妻の美紀は義務的に看護をしてくれるものの、すでに夫婦としての心は離れていました。
そんな中で新人時代から面倒をみていた部下(武井利奈)がいまだに好意を寄せてくれていたのが救い。
ある日激しい頭痛に襲われて気を失い、気づくとまったく違う世界の住人であるセノ・シューになっていたことに気づきます。
脳腫瘍に冒された体ではなく健康体であることに喜ぶもつかの間、腕時計を模したパーソナル端末であるライブラリアン*1によって、そこは200年後の世界で、黄魔という死亡率87%のウイルスが猛威を振るい、外に出ることは死を意味する世界であることを知ります。
そして主人公が乗り移ったのは青の塔と呼ばれる社会で最上層の三十人委員(政治家)の一人。

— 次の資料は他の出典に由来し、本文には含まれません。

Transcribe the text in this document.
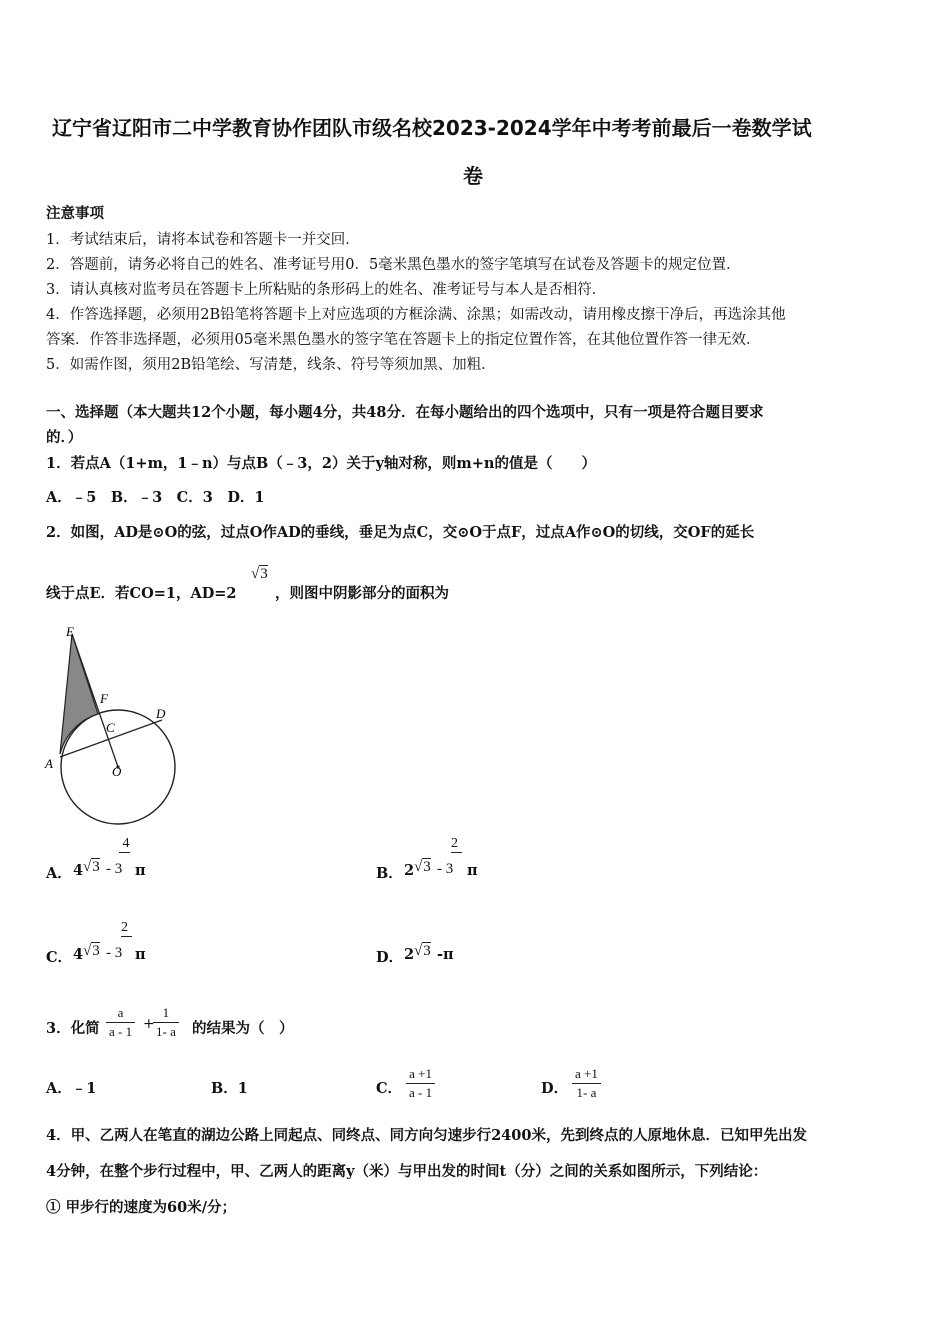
辽宁省辽阳市二中学教育协作团队市级名校2023-2024学年中考考前最后一卷数学试
卷
注意事项
1．考试结束后，请将本试卷和答题卡一并交回．
2．答题前，请务必将自己的姓名、准考证号用0．5毫米黑色墨水的签字笔填写在试卷及答题卡的规定位置．
3．请认真核对监考员在答题卡上所粘贴的条形码上的姓名、准考证号与本人是否相符．
4．作答选择题，必须用2B铅笔将答题卡上对应选项的方框涂满、涂黑；如需改动，请用橡皮擦干净后，再选涂其他
答案．作答非选择题，必须用05毫米黑色墨水的签字笔在答题卡上的指定位置作答，在其他位置作答一律无效．
5．如需作图，须用2B铅笔绘、写清楚，线条、符号等须加黑、加粗．
一、选择题（本大题共12个小题，每小题4分，共48分．在每小题给出的四个选项中，只有一项是符合题目要求
的．）
1．若点A（1+m，1﹣n）与点B（﹣3，2）关于y轴对称，则m+n的值是（　　）
A．﹣5　B．﹣3　C．3　D．1
2．如图，AD是⊙O的弦，过点O作AD的垂线，垂足为点C，交⊙O于点F，过点A作⊙O的切线，交OF的延长
线于点E．若CO=1，AD=2
√3
，则图中阴影部分的面积为
E
F
C
D
A
O
A． 4 √3 - 3
4
π	B． 2 √3 - 3
2
π
C． 4 √3 - 3
2
π	D． 2 √3 -π
3．化简 $\frac{a}{a - 1}$ +
$\frac{1}{1- a}$ 的结果为（　）
A．﹣1	B．1	C． $\frac{a +1}{a - 1}$	D． $\frac{a +1}{1- a}$
4．甲、乙两人在笔直的湖边公路上同起点、同终点、同方向匀速步行2400米，先到终点的人原地休息．已知甲先出发
4分钟，在整个步行过程中，甲、乙两人的距离y（米）与甲出发的时间t（分）之间的关系如图所示，下列结论：
① 甲步行的速度为60米/分；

塔の中では住む階層によって厳格な階級社会が構成されており、その大きすぎる格差が激しい上下対立を生み出しているのでした。


意識を失うほどの激しい頭痛のたびに現実と200年後の世界を行き来するという意識だけのタイムスリップもの。
もといた平和な世界とは程遠い荒廃した未来ですが、本人だけでなく妻や友人までもそっくり(行動も近い)な人物が周囲にいるということで、ある種のパラレルワールドとも言えるかもしれない。
一部の特権階級を除けば幼い少年少女が戦火や黄魔によって死んでゆく様を見ている内に病魔に冒され余命いくばくもない現実よりも、荒廃した未来を支配する絶望を希望へと変える戦いに身を投げ出すようになってゆくのです。

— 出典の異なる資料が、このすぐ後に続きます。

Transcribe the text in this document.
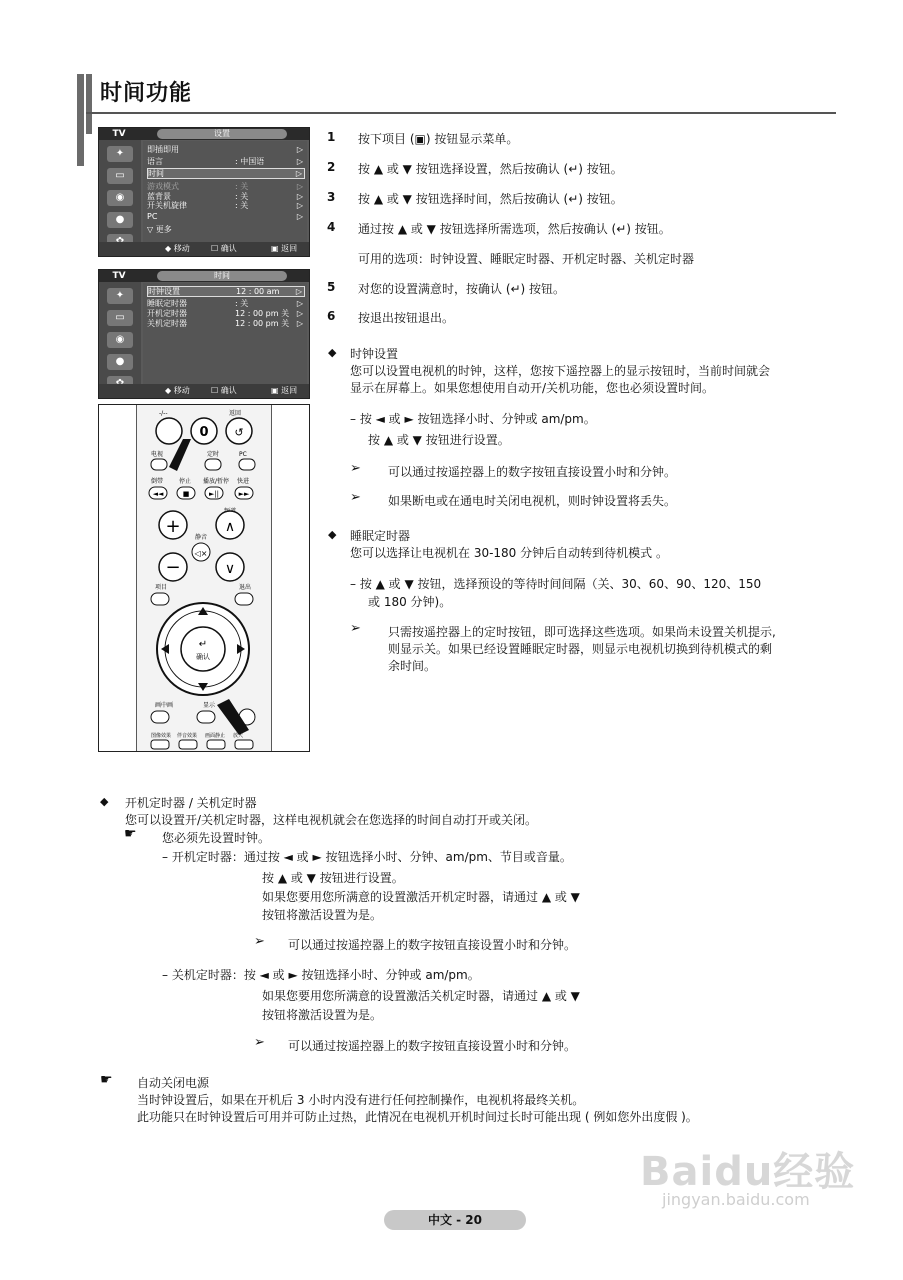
时间功能
TV	设置
✦
▭
◉
●
即插即用	▷
语言	: 中国语	▷
时间	▷
游戏模式	: 关	▷
蓝背景	: 关	▷
开关机旋律	: 关	▷
PC	▷
▽ 更多
◆ 移动	☐ 确认	▣ 返回
TV	时间
✦
▭
◉
●
时钟设置	12 : 00 am ▷
睡眠定时器	: 关	▷
开机定时器	12 : 00 pm 关 ▷
关机定时器	12 : 00 pm 关 ▷
◆ 移动	☐ 确认	▣ 返回
0 ↺
-/--	返回
电视	定时	PC
倒带	停止 播放/暂停 快进
◄◄	■	►||	►►
+	∧
静音
◁×
−	∨
项目	退出
↵
确认
画中画	显示
图像效果 伴音效果 画面静止 放大
1 按下项目 (▣) 按钮显示菜单。
2 按 ▲ 或 ▼ 按钮选择设置，然后按确认 (↵) 按钮。
3 按 ▲ 或 ▼ 按钮选择时间，然后按确认 (↵) 按钮。
4 通过按 ▲ 或 ▼ 按钮选择所需选项，然后按确认 (↵) 按钮。
可用的选项：时钟设置、睡眠定时器、开机定时器、关机定时器
5 对您的设置满意时，按确认 (↵) 按钮。
6 按退出按钮退出。
◆ 时钟设置
您可以设置电视机的时钟，这样，您按下遥控器上的显示按钮时，当前时间就会
显示在屏幕上。如果您想使用自动开/关机功能，您也必须设置时间。
– 按 ◄ 或 ► 按钮选择小时、分钟或 am/pm。
按 ▲ 或 ▼ 按钮进行设置。
➢ 可以通过按遥控器上的数字按钮直接设置小时和分钟。
➢ 如果断电或在通电时关闭电视机，则时钟设置将丢失。
◆ 睡眠定时器
您可以选择让电视机在 30-180 分钟后自动转到待机模式 。
– 按 ▲ 或 ▼ 按钮，选择预设的等待时间间隔（关、30、60、90、120、150
或 180 分钟)。
➢ 只需按遥控器上的定时按钮，即可选择这些选项。如果尚未设置关机提示,
则显示关。如果已经设置睡眠定时器，则显示电视机切换到待机模式的剩
余时间。
◆ 开机定时器 / 关机定时器
您可以设置开/关机定时器，这样电视机就会在您选择的时间自动打开或关闭。
☛ 您必须先设置时钟。
– 开机定时器：通过按 ◄ 或 ► 按钮选择小时、分钟、am/pm、节目或音量。
按 ▲ 或 ▼ 按钮进行设置。
如果您要用您所满意的设置激活开机定时器，请通过 ▲ 或 ▼
按钮将激活设置为是。
➢ 可以通过按遥控器上的数字按钮直接设置小时和分钟。
– 关机定时器：按 ◄ 或 ► 按钮选择小时、分钟或 am/pm。
如果您要用您所满意的设置激活关机定时器，请通过 ▲ 或 ▼
按钮将激活设置为是。
➢ 可以通过按遥控器上的数字按钮直接设置小时和分钟。
☛ 自动关闭电源
当时钟设置后，如果在开机后 3 小时内没有进行任何控制操作，电视机将最终关机。
此功能只在时钟设置后可用并可防止过热，此情况在电视机开机时间过长时可能出现 ( 例如您外出度假 )。
Baidu经验
jingyan.baidu.com
中文 - 20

200年前から意識が乗り移ったことで周囲からは別人のようになったという印象を受けますが、かえって弱き者を救うなど人として当たり前の行動を取ることで味方を得てゆく。
その結果、逆に今まで所属していた塔の上層部とは敵対することになり、主人公の暮らしている青の塔も内戦が激化して急速に危機に瀕してゆく中で世界を救うことができるかという緊迫した展開が待っています。


重苦しい現実に比較して未来の章ではテンポよく進みます。
ただその分、せっかくの世界観に慣れるよりも早い展開に流されてしまった感がありました。

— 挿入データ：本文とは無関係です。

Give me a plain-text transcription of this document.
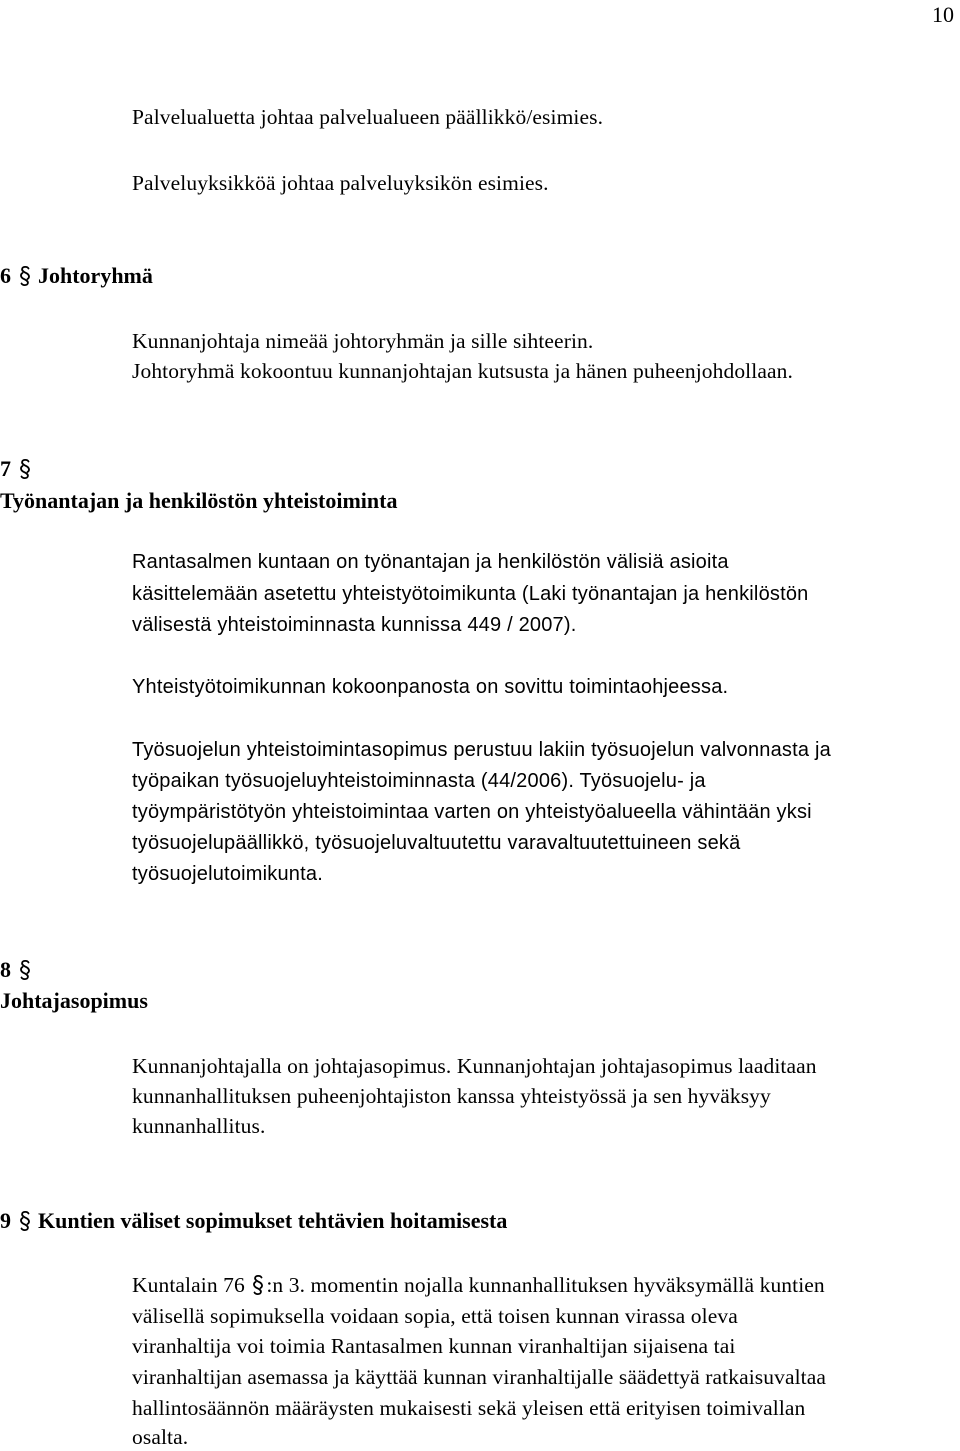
10
Palvelualuetta johtaa palvelualueen päällikkö/esimies.
Palveluyksikköä johtaa palveluyksikön esimies.
6 Johtoryhmä
Kunnanjohtaja nimeää johtoryhmän ja sille sihteerin.
Johtoryhmä kokoontuu kunnanjohtajan kutsusta ja hänen puheenjohdollaan.
7
Työnantajan ja henkilöstön yhteistoiminta
Rantasalmen kuntaan on työnantajan ja henkilöstön välisiä asioita
käsittelemään asetettu yhteistyötoimikunta (Laki työnantajan ja henkilöstön
välisestä yhteistoiminnasta kunnissa 449 / 2007).
Yhteistyötoimikunnan kokoonpanosta on sovittu toimintaohjeessa.
Työsuojelun yhteistoimintasopimus perustuu lakiin työsuojelun valvonnasta ja
työpaikan työsuojeluyhteistoiminnasta (44/2006). Työsuojelu- ja
työympäristötyön yhteistoimintaa varten on yhteistyöalueella vähintään yksi
työsuojelupäällikkö, työsuojeluvaltuutettu varavaltuutettuineen sekä
työsuojelutoimikunta.
8
Johtajasopimus
Kunnanjohtajalla on johtajasopimus. Kunnanjohtajan johtajasopimus laaditaan
kunnanhallituksen puheenjohtajiston kanssa yhteistyössä ja sen hyväksyy
kunnanhallitus.
9 Kuntien väliset sopimukset tehtävien hoitamisesta
Kuntalain 76 :n 3. momentin nojalla kunnanhallituksen hyväksymällä kuntien
välisellä sopimuksella voidaan sopia, että toisen kunnan virassa oleva
viranhaltija voi toimia Rantasalmen kunnan viranhaltijan sijaisena tai
viranhaltijan asemassa ja käyttää kunnan viranhaltijalle säädettyä ratkaisuvaltaa
hallintosäännön määräysten mukaisesti sekä yleisen että erityisen toimivallan
osalta.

時空を超えて行き来する主人公が最終的に黄魔を打ち倒す鍵を握るというのは予測できるのですが、未来の世界で伝説の救世主扱いになるあたりはちょっと安易だったかな。
そういう意味では本格SFのように思えて実はファンタジーというか少年漫画風だったのはちょっと予想外でした。
物語としては読みやすく最後もうまくまとまっているとは思いますが、やや物足りなさはありました。